Melanjutkan Spirit Perlawanan dari Takalar

Nama-nama seperti H. Dewakang Dg. Tiro, Daradda Dg. Ngambe, Abu Dg. Mattola dan Abd. Manna Dg. Liwang mungkin asing di telinga generasi muda Takalar atau Sulawesi Selatan secara umum. Padahal keempatnya merupakan sosok penting yang gigih memperjuangkan lahirnya pemerintahan Kabupaten Takalar. Karena merekalah, gagasan kabupaten otonom Takalar bergulir.

Tidak mudah, sebab saat itu Takalar telah digabung dengan Jeneponto. Urusan administrasi pemerintahan berada di Bontosunggu. Sesungguhnya, Takalar adalah daerah Onderafdelling yang tergabung pada Daerah Swatantra Makassar, meliputi Jeneponto, Gowa, Maros dan Pangkep.

Dalam upaya mencapai tujuan perjuangan tersebut, dibentuklah tim kecil yang menyuarakan aspirasi masyarakat. Mereka, para tokoh itu, segera menghadap ke Pemerintah, baik legislatif maupun eksekutif. Mereka menghadap Gubernur Provinsi Sulawesi Selatan di Makassar guna menyalurkan aspirasi dan tuntutan masyarakat supaya Takalar bisa berdiri sendiri. Tentu dengan segala macam argumentasi. Landasannya jelas, spirit meneruskan perjuangan dan kebebasan mengelola sumberdaya pemerintahaan di Takalar didasarkan pada kompetensi, kapasitas dan kapabilitas berdasarkan latar belakang masing-masing.

***

Dua tahun kemudian, yakni tahun 1959 terbitlah Undang-Undang Nomor 29 Tahun 1959 (LN No. 74 Tahun 1959) tentang pembentukan daerah-daerah Tingkat II Sulawesi Selatan dimana Kabupaten Takalar berdiri sendiri sebagai satu kabupaten dengan ibukota Pattallassang berdasarkan Perda No. 13 Tahun 1960. Bupati pertama bernama Donggeng Dg. Ngasa seorang pamongpraja senior.

Pemerintah provinsi saat itu melihat kegigihan dan keberanian untuk mengelola pemerintahan kabupaten sendiri. Sesuatu yang sebenarnya bisa diterima dan dipahami mengingat Takalar punya sejarah panjang perjalanan raja-raja kecil namun disegani seperti wilayah berdaulat Polongbangkeng, Sanrobone dan Galesong.
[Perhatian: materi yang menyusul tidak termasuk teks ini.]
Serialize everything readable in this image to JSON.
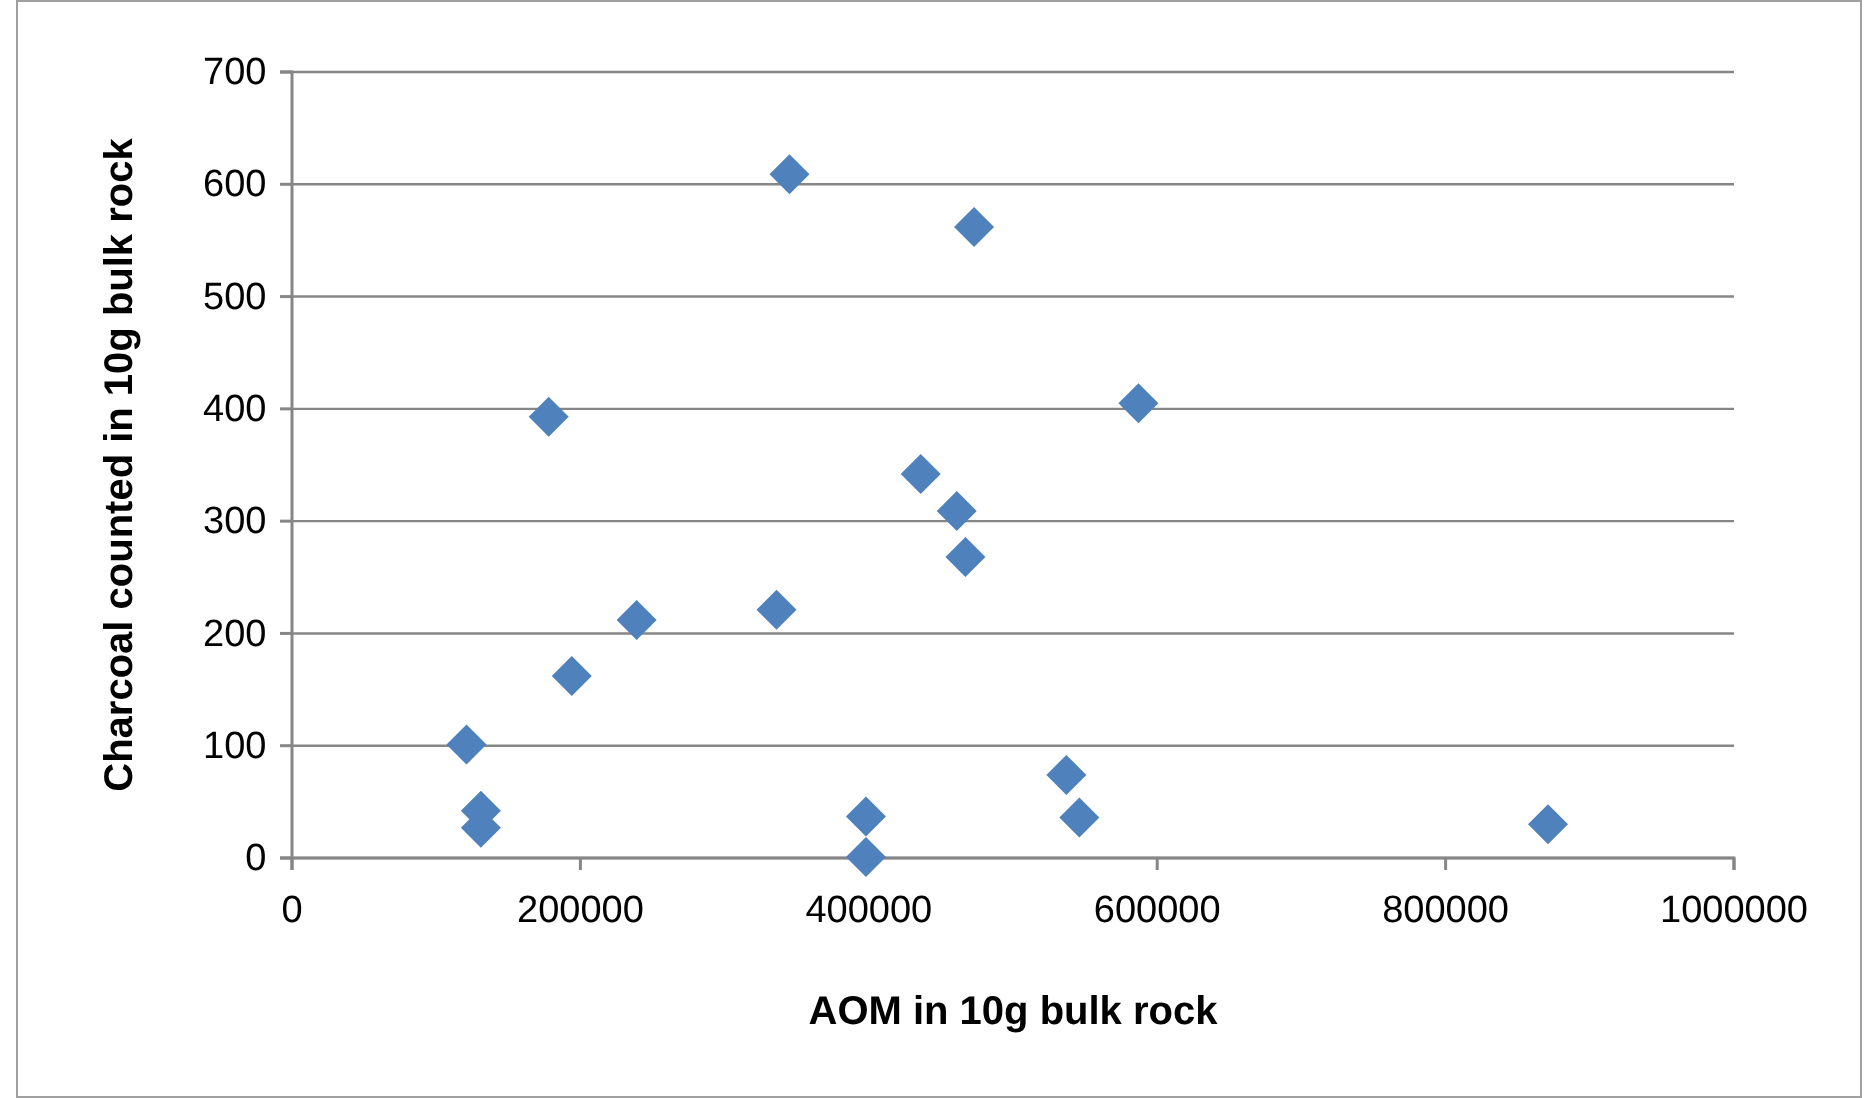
{
  "chart_data": {
    "type": "scatter",
    "xlabel": "AOM in 10g bulk rock",
    "ylabel": "Charcoal counted in 10g bulk rock",
    "x": [
      345000,
      473000,
      178000,
      587000,
      436000,
      461000,
      467000,
      336000,
      239000,
      194000,
      121000,
      131000,
      131000,
      398000,
      398000,
      537000,
      546000,
      871000
    ],
    "series": [
      {
        "color": "#4f81bd",
        "values": [
          609,
          562,
          393,
          405,
          342,
          309,
          268,
          221,
          212,
          162,
          101,
          42,
          27,
          37,
          1,
          74,
          36,
          30
        ]
      }
    ],
    "xlim": [
      0,
      1000000
    ],
    "xticks": [
      0,
      200000,
      400000,
      600000,
      800000,
      1000000
    ],
    "ylim": [
      0,
      700
    ],
    "yticks": [
      0,
      100,
      200,
      300,
      400,
      500,
      600,
      700
    ],
    "grid": "y",
    "marker": "diamond"
  }
}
Ada hal menarik dalam proses menuju kabupaten otonom itu, yaitu bahu membahunya para Karaeng, atau Lo’mok (semacam penguasa wilayah) yang sepakat untuk melebur kekuatan dalam membangun kabupaten/distrik. Mereka cairkan ego dan sepakat berbagi posisi sebagai penopang Bupati terpilih yang memang “pamong sejati”. Keturunan Raja dari pesisir Galesong hingga Sanrobone berbagi kapasitas demi terwujudnya Kabupaten Takalar. Sosok penting dalam proses pemerintahan itu adalah Keturunan Raja Galesong, H. Bostan Daeng Mama’ja. Karaeng dari Galesong ini mendapat posisi penting sebagai pembantu Bupati.

Dua Pahlawan Nasional

Pada kacamata sejarah dan sosiologi pemerintahan, spirit perjuangan menuju kabupaten Takalar otonom itu merupakan titisan perjuangan para pendahulunya dalam merebut dan mempertahankan kemerdekaan, bahkan bermula dari perlawanan pada Belanda semasa pemerintahan Kerajaan Gowa.
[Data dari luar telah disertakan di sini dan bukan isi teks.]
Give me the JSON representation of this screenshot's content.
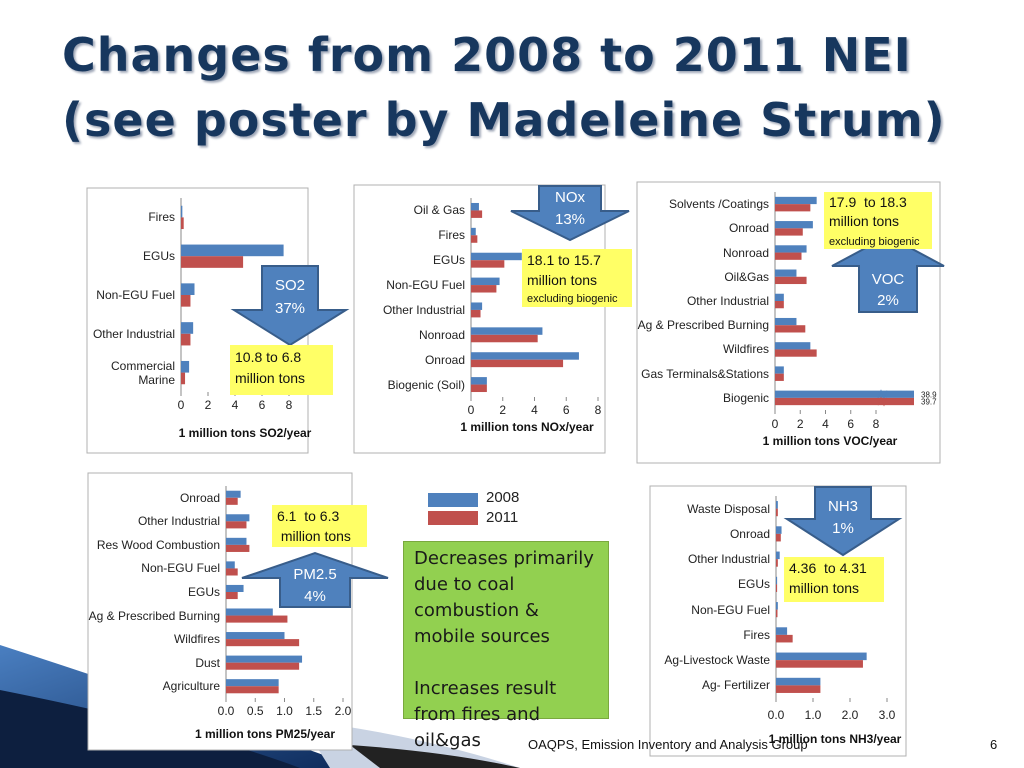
{
  "title": [
    "Changes from 2008 to 2011 NEI",
    "(see poster by Madeleine Strum)"
  ],
  "chart_data": [
    {
      "type": "bar",
      "orientation": "horizontal",
      "xlabel": "1 million tons SO2/year",
      "categories": [
        "Fires",
        "EGUs",
        "Non-EGU Fuel",
        "Other Industrial",
        "Commercial Marine"
      ],
      "series": [
        {
          "name": "2008",
          "color": "#4f81bd",
          "values": [
            0.1,
            7.6,
            1.0,
            0.9,
            0.6
          ]
        },
        {
          "name": "2011",
          "color": "#c0504d",
          "values": [
            0.2,
            4.6,
            0.7,
            0.7,
            0.3
          ]
        }
      ],
      "xlim": [
        0,
        8
      ],
      "xticks": [
        0,
        2,
        4,
        6,
        8
      ],
      "arrow_text": [
        "SO2",
        "37%"
      ],
      "box_text": [
        "10.8 to 6.8",
        "million tons"
      ]
    },
    {
      "type": "bar",
      "orientation": "horizontal",
      "xlabel": "1 million tons NOx/year",
      "categories": [
        "Oil & Gas",
        "Fires",
        "EGUs",
        "Non-EGU Fuel",
        "Other Industrial",
        "Nonroad",
        "Onroad",
        "Biogenic (Soil)"
      ],
      "series": [
        {
          "name": "2008",
          "color": "#4f81bd",
          "values": [
            0.5,
            0.3,
            3.2,
            1.8,
            0.7,
            4.5,
            6.8,
            1.0
          ]
        },
        {
          "name": "2011",
          "color": "#c0504d",
          "values": [
            0.7,
            0.4,
            2.1,
            1.6,
            0.6,
            4.2,
            5.8,
            1.0
          ]
        }
      ],
      "xlim": [
        0,
        8
      ],
      "xticks": [
        0,
        2,
        4,
        6,
        8
      ],
      "arrow_text": [
        "NOx",
        "13%"
      ],
      "box_text": [
        "18.1 to 15.7",
        "million tons",
        "excluding biogenic"
      ]
    },
    {
      "type": "bar",
      "orientation": "horizontal",
      "xlabel": "1 million tons VOC/year",
      "categories": [
        "Solvents /Coatings",
        "Onroad",
        "Nonroad",
        "Oil&Gas",
        "Other Industrial",
        "Ag & Prescribed Burning",
        "Wildfires",
        "Gas Terminals&Stations",
        "Biogenic"
      ],
      "series": [
        {
          "name": "2008",
          "color": "#4f81bd",
          "values": [
            3.3,
            3.0,
            2.5,
            1.7,
            0.7,
            1.7,
            2.8,
            0.7,
            38.9
          ],
          "value_labels": [
            null,
            null,
            null,
            null,
            null,
            null,
            null,
            null,
            "38.9"
          ]
        },
        {
          "name": "2011",
          "color": "#c0504d",
          "values": [
            2.8,
            2.2,
            2.1,
            2.5,
            0.7,
            2.4,
            3.3,
            0.7,
            39.7
          ],
          "value_labels": [
            null,
            null,
            null,
            null,
            null,
            null,
            null,
            null,
            "39.7"
          ]
        }
      ],
      "xlim": [
        0,
        8
      ],
      "xticks": [
        0,
        2,
        4,
        6,
        8
      ],
      "axis_break": true,
      "arrow_text": [
        "VOC",
        "2%"
      ],
      "box_text": [
        "17.9  to 18.3",
        "million tons",
        "excluding biogenic"
      ]
    },
    {
      "type": "bar",
      "orientation": "horizontal",
      "xlabel": "1 million tons PM25/year",
      "categories": [
        "Onroad",
        "Other Industrial",
        "Res Wood Combustion",
        "Non-EGU Fuel",
        "EGUs",
        "Ag & Prescribed Burning",
        "Wildfires",
        "Dust",
        "Agriculture"
      ],
      "series": [
        {
          "name": "2008",
          "color": "#4f81bd",
          "values": [
            0.25,
            0.4,
            0.35,
            0.15,
            0.3,
            0.8,
            1.0,
            1.3,
            0.9
          ]
        },
        {
          "name": "2011",
          "color": "#c0504d",
          "values": [
            0.2,
            0.35,
            0.4,
            0.2,
            0.2,
            1.05,
            1.25,
            1.25,
            0.9
          ]
        }
      ],
      "xlim": [
        0,
        2
      ],
      "xticks": [
        {
          "value": 0,
          "label": "0.0"
        },
        0.5,
        {
          "value": 1,
          "label": "1.0"
        },
        1.5,
        {
          "value": 2,
          "label": "2.0"
        }
      ],
      "arrow_text": [
        "PM2.5",
        "4%"
      ],
      "box_text": [
        "6.1  to 6.3",
        " million tons"
      ]
    },
    {
      "type": "bar",
      "orientation": "horizontal",
      "xlabel": "1 million tons NH3/year",
      "categories": [
        "Waste Disposal",
        "Onroad",
        "Other Industrial",
        "EGUs",
        "Non-EGU Fuel",
        "Fires",
        "Ag-Livestock Waste",
        "Ag- Fertilizer"
      ],
      "series": [
        {
          "name": "2008",
          "color": "#4f81bd",
          "values": [
            0.05,
            0.15,
            0.1,
            0.03,
            0.05,
            0.3,
            2.45,
            1.2
          ]
        },
        {
          "name": "2011",
          "color": "#c0504d",
          "values": [
            0.05,
            0.13,
            0.05,
            0.03,
            0.04,
            0.45,
            2.35,
            1.2
          ]
        }
      ],
      "xlim": [
        0,
        3
      ],
      "xticks": [
        {
          "value": 0,
          "label": "0.0"
        },
        {
          "value": 1,
          "label": "1.0"
        },
        {
          "value": 2,
          "label": "2.0"
        },
        {
          "value": 3,
          "label": "3.0"
        }
      ],
      "arrow_text": [
        "NH3",
        "1%"
      ],
      "box_text": [
        "4.36  to 4.31",
        "million tons"
      ]
    }
  ],
  "summary": [
    "Decreases primarily due to coal combustion & mobile sources",
    "Increases result from fires and oil&gas"
  ],
  "footer": "OAQPS, Emission Inventory and Analysis Group",
  "page_number": 6
}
Dahulu, wilayah ini merupakan basis pertahanan Gowa yang ditunjukkan oleh pendirian benteng mulai dari Barombong hingga Sanrobone. Bahkan salah satu penentang Belanda dan Arung Palakka adalah Karaeng Galesong yang memilih meneruskan perlawanan dari laut selat Makassar kala Gowa takluk di tahun 1669. Sejarah mencatat bahwa pergolakan dan perlawanan sungguh-sungguh dan tangguh itu datang dari selatan Gowa.
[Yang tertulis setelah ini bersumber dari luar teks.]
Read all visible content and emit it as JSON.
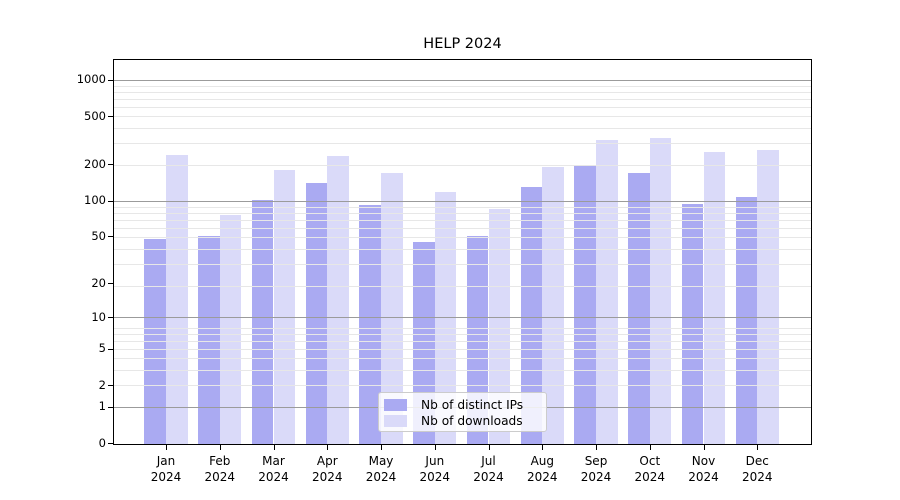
{
  "title": "HELP 2024",
  "chart_data": {
    "type": "bar",
    "title": "HELP 2024",
    "year": "2024",
    "categories": [
      "Jan",
      "Feb",
      "Mar",
      "Apr",
      "May",
      "Jun",
      "Jul",
      "Aug",
      "Sep",
      "Oct",
      "Nov",
      "Dec"
    ],
    "series": [
      {
        "name": "Nb of distinct IPs",
        "color": "#aaaaf2",
        "values": [
          48,
          50,
          101,
          141,
          92,
          45,
          50,
          129,
          194,
          168,
          93,
          108
        ]
      },
      {
        "name": "Nb of downloads",
        "color": "#dadaf9",
        "values": [
          237,
          75,
          179,
          234,
          170,
          117,
          85,
          189,
          318,
          331,
          252,
          263
        ]
      }
    ],
    "yscale": "log(value+1)",
    "yticks": [
      0,
      1,
      2,
      5,
      10,
      20,
      50,
      100,
      200,
      500,
      1000
    ],
    "ylim": [
      0,
      1490
    ],
    "grid": true,
    "legend_position": "lower center"
  },
  "colors": {
    "minor_grid": "#e7e7e7",
    "major_grid": "#9b9b9b",
    "axis": "#000000",
    "background": "#ffffff"
  }
}
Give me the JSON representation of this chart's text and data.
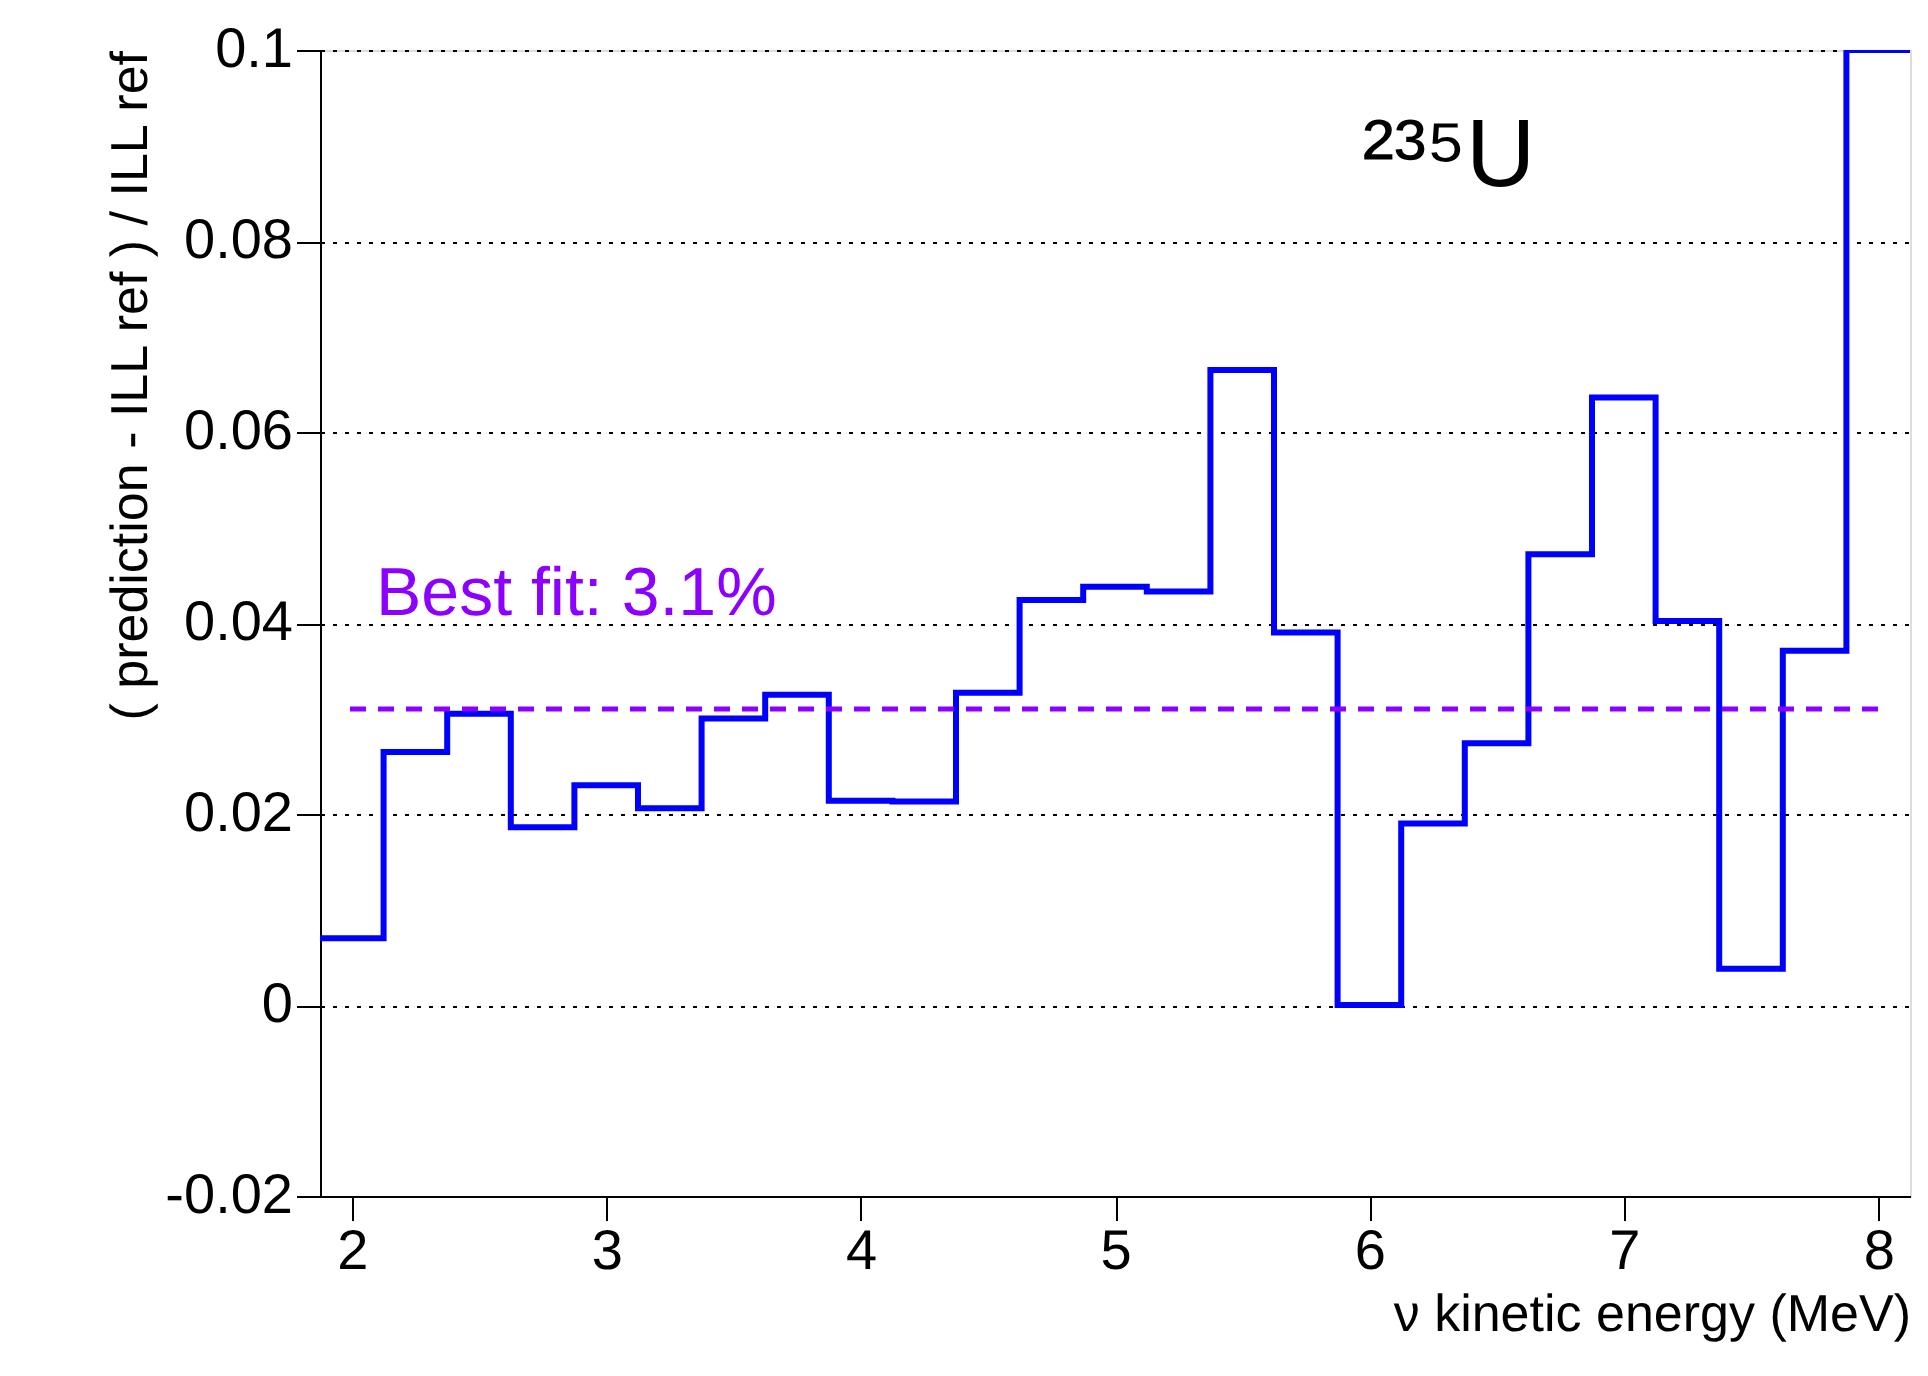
{
  "chart_data": {
    "type": "histogram",
    "xlabel": "ν kinetic energy (MeV)",
    "ylabel": "( prediction - ILL ref ) / ILL ref",
    "bins": [
      1.875,
      2.125,
      2.375,
      2.625,
      2.875,
      3.125,
      3.375,
      3.625,
      3.875,
      4.125,
      4.375,
      4.625,
      4.875,
      5.125,
      5.375,
      5.625,
      5.875,
      6.125,
      6.375,
      6.625,
      6.875,
      7.125,
      7.375,
      7.625,
      7.875,
      8.125
    ],
    "values": [
      0.007,
      0.0265,
      0.0305,
      0.0186,
      0.023,
      0.0206,
      0.03,
      0.0325,
      0.0214,
      0.0213,
      0.0327,
      0.0424,
      0.0438,
      0.0433,
      0.0665,
      0.039,
      0.0,
      0.019,
      0.0274,
      0.0472,
      0.0636,
      0.0402,
      0.0038,
      0.0371,
      0.1
    ],
    "color": "#0000ff",
    "xlim": [
      1.875,
      8.125
    ],
    "xticks": [
      2,
      3,
      4,
      5,
      6,
      7,
      8
    ],
    "ylim": [
      -0.02,
      0.1
    ],
    "yticks": [
      -0.02,
      0,
      0.02,
      0.04,
      0.06,
      0.08,
      0.1
    ],
    "grid": "y",
    "ref_lines": [
      {
        "axis": "y",
        "value": 0.031,
        "label": "Best fit: 3.1%",
        "color": "#8b00ff",
        "line_style": "dashed"
      }
    ],
    "annotations": [
      "²³⁵U"
    ]
  }
}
Di wilayah administratif Provinsi Sulawesi Selatan, hanya Kabupaten Takalar yang mempunyai dua pahlawan nasional! Yang pertama adalah Ranggong Daeng Romo, ditetapkan tahun 2001, kedua Pajonga Daeng Ngalle Karaeng Polongbangkeng (2006). Mempunyai dua sosok pahlawan nasional rasanya membanggakan dan luar biasa. Jika misalnya, Karaeng Galesong yang kesohor itu juga disemati predikat pahlawan nasional, maka Takalar akan punya tiga pahlawan nasional. Para pejuang itu tentu menyimpan dimensi yang layak diapresiasi dan dibanggakan. Mengapa mereka begitu istimewa?.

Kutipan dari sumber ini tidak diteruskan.